There are those who claim that, although in Brazil it has not been possible to obtain – despite several favorable advances – the legalization of games of fortune (pejoratively called games of chance), it is where, clandestinely, most gambles are carried out, taking for granted, however, that the legalization of the activity, by the action of a simple natural law, is the most efficient way of ending clandestinity.

On the other hand, the assertion that gambling is simply a vice that disrupts the social fabric lacks a demonstration of real facts, as the countries of the world that have legally adopted the practice of gambling - and are almost all from the civilized world —, with the necessary precautions, they have never had problems in their social organism, on the contrary.

The city of Macau, a Chinese province of Portuguese colonization, for example, according to a recent television news broadcast, is considered the capital of gambling in the world, having earned, in the last year, three times more than its most serious competitor, the city of Las Vegas, in the United States of America, with 40% of its population, around 500 thousand inhabitants, working directly or indirectly for the gaming industry.

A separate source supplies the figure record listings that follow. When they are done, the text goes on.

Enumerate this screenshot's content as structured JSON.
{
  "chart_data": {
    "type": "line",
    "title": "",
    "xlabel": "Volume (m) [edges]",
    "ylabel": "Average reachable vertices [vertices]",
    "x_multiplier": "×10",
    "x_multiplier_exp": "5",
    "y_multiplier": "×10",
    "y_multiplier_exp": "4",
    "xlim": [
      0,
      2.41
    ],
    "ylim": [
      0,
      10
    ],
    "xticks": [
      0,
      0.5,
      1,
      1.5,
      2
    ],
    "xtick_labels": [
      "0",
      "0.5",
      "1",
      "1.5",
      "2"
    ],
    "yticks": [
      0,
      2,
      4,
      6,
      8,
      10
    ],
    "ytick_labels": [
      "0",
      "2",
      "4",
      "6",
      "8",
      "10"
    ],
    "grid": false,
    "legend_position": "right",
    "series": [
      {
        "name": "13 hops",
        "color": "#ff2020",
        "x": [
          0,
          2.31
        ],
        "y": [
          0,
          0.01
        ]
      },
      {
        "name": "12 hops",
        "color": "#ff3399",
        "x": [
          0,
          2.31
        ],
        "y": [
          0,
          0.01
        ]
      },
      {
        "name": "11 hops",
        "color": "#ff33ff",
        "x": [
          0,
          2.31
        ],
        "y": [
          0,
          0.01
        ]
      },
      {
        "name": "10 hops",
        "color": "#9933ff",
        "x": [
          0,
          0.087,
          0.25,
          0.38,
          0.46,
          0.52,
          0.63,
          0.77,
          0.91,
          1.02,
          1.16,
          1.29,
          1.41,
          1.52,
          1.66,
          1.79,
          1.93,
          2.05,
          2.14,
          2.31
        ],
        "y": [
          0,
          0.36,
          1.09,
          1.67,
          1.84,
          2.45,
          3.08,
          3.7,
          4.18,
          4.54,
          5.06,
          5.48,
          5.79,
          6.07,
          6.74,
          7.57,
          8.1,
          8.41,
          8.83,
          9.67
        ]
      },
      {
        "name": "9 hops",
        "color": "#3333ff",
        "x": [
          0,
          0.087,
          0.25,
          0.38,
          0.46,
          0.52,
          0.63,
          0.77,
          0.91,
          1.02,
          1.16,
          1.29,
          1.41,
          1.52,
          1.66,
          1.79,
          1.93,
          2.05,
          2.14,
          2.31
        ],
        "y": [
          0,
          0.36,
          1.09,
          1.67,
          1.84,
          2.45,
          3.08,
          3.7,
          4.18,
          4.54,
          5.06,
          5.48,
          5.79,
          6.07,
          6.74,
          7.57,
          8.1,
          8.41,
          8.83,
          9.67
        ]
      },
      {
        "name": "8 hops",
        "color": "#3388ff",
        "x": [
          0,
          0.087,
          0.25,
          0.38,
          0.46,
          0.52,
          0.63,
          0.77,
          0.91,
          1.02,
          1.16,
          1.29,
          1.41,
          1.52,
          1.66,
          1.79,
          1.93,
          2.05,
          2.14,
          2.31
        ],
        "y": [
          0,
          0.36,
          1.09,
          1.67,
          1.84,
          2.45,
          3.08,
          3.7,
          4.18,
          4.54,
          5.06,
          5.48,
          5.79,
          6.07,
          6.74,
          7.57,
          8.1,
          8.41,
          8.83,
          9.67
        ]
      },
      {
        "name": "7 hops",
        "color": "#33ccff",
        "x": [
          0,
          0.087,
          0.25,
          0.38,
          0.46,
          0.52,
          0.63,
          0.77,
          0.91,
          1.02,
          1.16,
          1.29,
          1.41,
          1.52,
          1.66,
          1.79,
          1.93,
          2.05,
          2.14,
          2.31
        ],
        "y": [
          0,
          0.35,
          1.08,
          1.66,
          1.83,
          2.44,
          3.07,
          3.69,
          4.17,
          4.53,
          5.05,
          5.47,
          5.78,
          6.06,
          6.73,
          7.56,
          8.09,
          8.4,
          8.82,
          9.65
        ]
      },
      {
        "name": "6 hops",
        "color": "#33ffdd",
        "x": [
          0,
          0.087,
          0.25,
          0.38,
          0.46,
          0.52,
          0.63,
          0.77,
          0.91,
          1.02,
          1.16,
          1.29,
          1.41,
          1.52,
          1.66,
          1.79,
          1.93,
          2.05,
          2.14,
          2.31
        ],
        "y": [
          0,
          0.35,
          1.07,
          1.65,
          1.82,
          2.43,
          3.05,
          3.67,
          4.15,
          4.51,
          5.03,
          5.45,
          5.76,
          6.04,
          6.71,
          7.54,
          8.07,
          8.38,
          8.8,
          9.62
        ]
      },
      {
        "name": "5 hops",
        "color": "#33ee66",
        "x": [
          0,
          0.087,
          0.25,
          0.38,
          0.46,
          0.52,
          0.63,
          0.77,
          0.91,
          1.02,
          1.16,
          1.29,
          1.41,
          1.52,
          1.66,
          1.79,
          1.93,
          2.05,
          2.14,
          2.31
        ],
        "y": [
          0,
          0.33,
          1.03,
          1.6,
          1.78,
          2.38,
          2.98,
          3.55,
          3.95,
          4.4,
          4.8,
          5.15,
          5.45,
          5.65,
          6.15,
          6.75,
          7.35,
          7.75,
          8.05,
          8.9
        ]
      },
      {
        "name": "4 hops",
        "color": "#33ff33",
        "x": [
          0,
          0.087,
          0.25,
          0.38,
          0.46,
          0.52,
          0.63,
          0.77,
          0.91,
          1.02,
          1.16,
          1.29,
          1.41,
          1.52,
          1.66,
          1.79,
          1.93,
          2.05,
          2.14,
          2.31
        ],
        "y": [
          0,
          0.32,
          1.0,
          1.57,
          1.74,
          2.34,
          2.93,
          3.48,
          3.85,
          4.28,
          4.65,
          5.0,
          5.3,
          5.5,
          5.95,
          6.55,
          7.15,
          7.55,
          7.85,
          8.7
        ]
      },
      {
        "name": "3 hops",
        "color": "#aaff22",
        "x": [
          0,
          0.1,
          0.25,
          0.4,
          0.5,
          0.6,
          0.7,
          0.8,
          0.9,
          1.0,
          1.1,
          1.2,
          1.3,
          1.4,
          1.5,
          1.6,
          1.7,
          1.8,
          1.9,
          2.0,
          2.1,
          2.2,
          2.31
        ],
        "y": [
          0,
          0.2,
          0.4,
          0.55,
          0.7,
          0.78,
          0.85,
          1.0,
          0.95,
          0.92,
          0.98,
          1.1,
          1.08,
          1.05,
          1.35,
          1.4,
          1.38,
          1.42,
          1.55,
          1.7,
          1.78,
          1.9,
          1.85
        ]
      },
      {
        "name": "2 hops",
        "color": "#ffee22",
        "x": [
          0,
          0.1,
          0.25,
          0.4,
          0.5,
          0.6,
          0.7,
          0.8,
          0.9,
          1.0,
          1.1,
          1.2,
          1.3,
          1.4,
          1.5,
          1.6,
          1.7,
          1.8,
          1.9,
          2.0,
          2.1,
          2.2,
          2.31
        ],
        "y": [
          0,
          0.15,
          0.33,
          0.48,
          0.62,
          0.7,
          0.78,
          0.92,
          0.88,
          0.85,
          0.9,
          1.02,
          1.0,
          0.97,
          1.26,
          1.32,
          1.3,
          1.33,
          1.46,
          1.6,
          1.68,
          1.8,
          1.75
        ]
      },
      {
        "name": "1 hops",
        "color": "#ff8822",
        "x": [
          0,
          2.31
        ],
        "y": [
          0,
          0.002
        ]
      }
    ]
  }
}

Let's see if this time, with the passage in the Chamber of Deputies of a new bill aiming at the legalization of games of chance — despite the deleterious action of the criers of the negative outcome of precursor ideas —, however, with the necessary dose of fearlessness of our parliamentarians, we will finally be able to legalize this controversial activity in the country, as well as the reopening of casinos, for the good of Brazil.

Luiz Felizardo Barroso
Post-doctoral professor, president of Cobrart Gestão de Ativos, holder of Advocacia Felizardo Barroso & Associados and member of Academia Fluminense de Letras.